We meet, as well, the mother of three whose family can afford Betty Ford or a Malibu rehab facility, yet cannot stay clean after 11 admissions. She is found dead of an overdose by two of her teenage sons. The pain is all too palpable. Yet we also see how families can be resilient in the wake of tragedy and enormous grief, by both turning to support and offering support themselves, sometimes in well-organized community programs they develop and sustain. Addiction does not stop with the person using, it consumes every member of a family, and can take over a community.

There is a great deal of scientific evidence of what can work, what can help a person dependent on opioids (or alcohol or other drugs) get clean and sober, and stay that way. We need to decriminalize minor drug possession, and engage the police as allies as we also witness in this film. Doctors need to be far more prudent in their prescribing, and that is now happening throughout this country. Prevention is possible but not by adults trying to scare youth; in fact, instead, youth teaching other youth about not just the dangers of drugs but also skills about how to manage stress and distress, and how to say no to the power of peer pressure. Treatment works, not always right away, and needs to be comprehensive – not a singular reliance on 12-Step programs (like NA and AA). Instead, 12-Step complemented by Cognitive-Behavior Therapy (CBT), which reduces the power of cues to stimulate a person to use; relapse prevention groups; alternatives like sports, exercise, artistic expression, and a variety of mind body activities (like yoga, meditation, mindfulness and slow (Yogic) breathing; and by MAT – Medication Assisted Treatment – agents that reduce craving, block the action of opioids on the mu-receptor, or fill the receptor with safer, legal and more stabilizing agents like buprenorphine (Suboxone) or methadone.

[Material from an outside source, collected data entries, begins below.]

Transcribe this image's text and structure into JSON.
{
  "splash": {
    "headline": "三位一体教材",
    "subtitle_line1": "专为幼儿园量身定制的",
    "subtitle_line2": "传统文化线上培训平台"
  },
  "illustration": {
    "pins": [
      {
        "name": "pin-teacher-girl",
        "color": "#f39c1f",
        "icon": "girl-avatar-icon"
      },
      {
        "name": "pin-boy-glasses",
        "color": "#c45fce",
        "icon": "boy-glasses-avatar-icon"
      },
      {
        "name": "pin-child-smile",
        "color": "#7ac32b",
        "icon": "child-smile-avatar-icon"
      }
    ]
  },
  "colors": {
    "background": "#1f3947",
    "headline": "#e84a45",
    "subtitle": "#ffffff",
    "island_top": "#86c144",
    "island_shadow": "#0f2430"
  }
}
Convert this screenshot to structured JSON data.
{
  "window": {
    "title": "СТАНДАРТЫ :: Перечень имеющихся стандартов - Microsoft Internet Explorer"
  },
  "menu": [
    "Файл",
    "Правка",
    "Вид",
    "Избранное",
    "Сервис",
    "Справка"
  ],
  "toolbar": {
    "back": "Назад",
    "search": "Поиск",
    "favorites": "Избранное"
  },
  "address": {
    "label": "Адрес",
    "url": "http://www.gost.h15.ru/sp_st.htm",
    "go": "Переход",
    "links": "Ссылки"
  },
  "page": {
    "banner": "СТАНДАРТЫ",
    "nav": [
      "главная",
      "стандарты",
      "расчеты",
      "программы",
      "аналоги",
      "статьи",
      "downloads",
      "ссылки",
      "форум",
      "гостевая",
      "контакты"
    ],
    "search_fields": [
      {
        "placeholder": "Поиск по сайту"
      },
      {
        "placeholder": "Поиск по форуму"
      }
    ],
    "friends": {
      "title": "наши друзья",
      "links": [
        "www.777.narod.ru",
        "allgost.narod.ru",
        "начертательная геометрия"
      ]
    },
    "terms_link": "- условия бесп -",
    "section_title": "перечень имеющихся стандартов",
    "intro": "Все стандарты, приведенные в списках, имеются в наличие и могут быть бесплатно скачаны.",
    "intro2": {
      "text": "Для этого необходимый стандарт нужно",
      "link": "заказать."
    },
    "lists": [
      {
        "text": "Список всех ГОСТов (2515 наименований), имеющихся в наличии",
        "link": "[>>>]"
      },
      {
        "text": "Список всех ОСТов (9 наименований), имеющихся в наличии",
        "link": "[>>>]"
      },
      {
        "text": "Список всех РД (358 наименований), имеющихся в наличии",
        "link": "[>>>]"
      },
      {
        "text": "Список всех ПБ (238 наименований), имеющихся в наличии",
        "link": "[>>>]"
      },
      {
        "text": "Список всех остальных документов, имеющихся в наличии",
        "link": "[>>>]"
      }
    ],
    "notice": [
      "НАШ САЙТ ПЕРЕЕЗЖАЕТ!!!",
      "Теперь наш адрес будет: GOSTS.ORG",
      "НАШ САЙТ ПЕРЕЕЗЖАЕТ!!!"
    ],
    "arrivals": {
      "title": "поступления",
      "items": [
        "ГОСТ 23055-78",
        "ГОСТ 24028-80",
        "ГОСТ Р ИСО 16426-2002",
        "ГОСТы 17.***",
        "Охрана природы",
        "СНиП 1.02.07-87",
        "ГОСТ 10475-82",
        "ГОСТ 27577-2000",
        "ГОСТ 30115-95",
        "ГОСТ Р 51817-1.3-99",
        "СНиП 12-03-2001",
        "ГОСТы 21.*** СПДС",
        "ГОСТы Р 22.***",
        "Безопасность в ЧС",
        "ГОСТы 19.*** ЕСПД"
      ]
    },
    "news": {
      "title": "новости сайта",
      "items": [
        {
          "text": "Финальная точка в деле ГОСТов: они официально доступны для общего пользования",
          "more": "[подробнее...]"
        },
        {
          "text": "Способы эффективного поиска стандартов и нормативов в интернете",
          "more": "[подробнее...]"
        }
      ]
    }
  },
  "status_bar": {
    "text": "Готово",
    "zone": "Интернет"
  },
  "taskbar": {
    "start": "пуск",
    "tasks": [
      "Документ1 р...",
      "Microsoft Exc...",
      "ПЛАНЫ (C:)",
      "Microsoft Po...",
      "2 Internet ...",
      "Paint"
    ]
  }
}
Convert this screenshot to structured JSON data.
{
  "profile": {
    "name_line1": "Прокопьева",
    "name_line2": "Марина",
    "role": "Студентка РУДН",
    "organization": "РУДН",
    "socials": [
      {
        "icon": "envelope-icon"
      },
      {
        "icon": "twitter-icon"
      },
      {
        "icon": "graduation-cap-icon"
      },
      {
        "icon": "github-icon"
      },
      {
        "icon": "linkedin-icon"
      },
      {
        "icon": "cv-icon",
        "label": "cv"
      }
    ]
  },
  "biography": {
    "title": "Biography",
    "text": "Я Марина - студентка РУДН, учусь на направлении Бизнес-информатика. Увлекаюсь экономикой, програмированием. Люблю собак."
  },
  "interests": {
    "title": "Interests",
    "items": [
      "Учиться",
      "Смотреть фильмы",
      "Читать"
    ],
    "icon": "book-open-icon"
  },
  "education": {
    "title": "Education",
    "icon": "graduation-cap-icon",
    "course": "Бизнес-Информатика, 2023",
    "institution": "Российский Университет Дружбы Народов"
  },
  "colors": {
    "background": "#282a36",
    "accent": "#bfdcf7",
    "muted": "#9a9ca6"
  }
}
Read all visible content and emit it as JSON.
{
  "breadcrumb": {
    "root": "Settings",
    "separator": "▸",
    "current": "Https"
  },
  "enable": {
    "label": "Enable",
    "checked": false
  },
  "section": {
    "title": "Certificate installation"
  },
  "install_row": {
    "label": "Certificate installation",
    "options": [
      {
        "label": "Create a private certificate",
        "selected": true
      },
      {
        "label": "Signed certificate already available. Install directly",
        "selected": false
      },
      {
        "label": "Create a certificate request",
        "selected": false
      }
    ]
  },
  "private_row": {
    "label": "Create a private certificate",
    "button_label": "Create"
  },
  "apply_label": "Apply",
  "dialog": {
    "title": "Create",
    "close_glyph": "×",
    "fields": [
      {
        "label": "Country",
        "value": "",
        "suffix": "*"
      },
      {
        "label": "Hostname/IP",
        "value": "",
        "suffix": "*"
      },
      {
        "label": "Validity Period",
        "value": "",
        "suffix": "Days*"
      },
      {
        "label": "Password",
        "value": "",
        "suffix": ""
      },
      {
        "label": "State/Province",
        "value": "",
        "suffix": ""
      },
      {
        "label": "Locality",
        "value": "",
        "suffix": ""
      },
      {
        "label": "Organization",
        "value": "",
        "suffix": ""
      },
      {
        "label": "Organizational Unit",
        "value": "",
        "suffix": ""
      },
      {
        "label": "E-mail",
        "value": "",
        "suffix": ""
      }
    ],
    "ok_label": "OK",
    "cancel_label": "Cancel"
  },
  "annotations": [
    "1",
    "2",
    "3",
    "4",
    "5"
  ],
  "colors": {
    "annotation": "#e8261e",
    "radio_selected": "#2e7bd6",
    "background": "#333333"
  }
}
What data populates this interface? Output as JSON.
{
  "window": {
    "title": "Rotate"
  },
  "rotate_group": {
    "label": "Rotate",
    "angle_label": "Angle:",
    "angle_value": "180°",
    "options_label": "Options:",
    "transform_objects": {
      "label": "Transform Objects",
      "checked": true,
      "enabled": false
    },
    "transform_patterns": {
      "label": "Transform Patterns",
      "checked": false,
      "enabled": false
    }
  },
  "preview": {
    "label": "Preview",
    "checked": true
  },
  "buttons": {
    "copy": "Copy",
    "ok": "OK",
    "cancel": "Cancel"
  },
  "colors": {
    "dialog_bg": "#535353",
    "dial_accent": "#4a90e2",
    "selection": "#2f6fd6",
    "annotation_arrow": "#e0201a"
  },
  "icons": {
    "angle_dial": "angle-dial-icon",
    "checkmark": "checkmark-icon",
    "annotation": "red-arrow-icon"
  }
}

We have so much farther to go in this country to adopt the strategies that work, rather than hewing to persistent puritanical, punitive and criminalizing ideologies that don’t.

If you want to understand our country’s opioid epidemic, the one that is rampant in middle-America, watch this film. It will touch your heart and open your mind to appreciating that no one is immune to becoming dependent on these deadly drugs.


Dr. Lloyd Sederer is a psychiatrist and public health doctor. The opinions offered here are entirely his own.

His latest books are Improving Mental Health; Four Secrets in Plain Sight (2017) and Controversies in Mental Health and the Addictions (2017). His book on drugs in America will be published by Scribner in early 2018.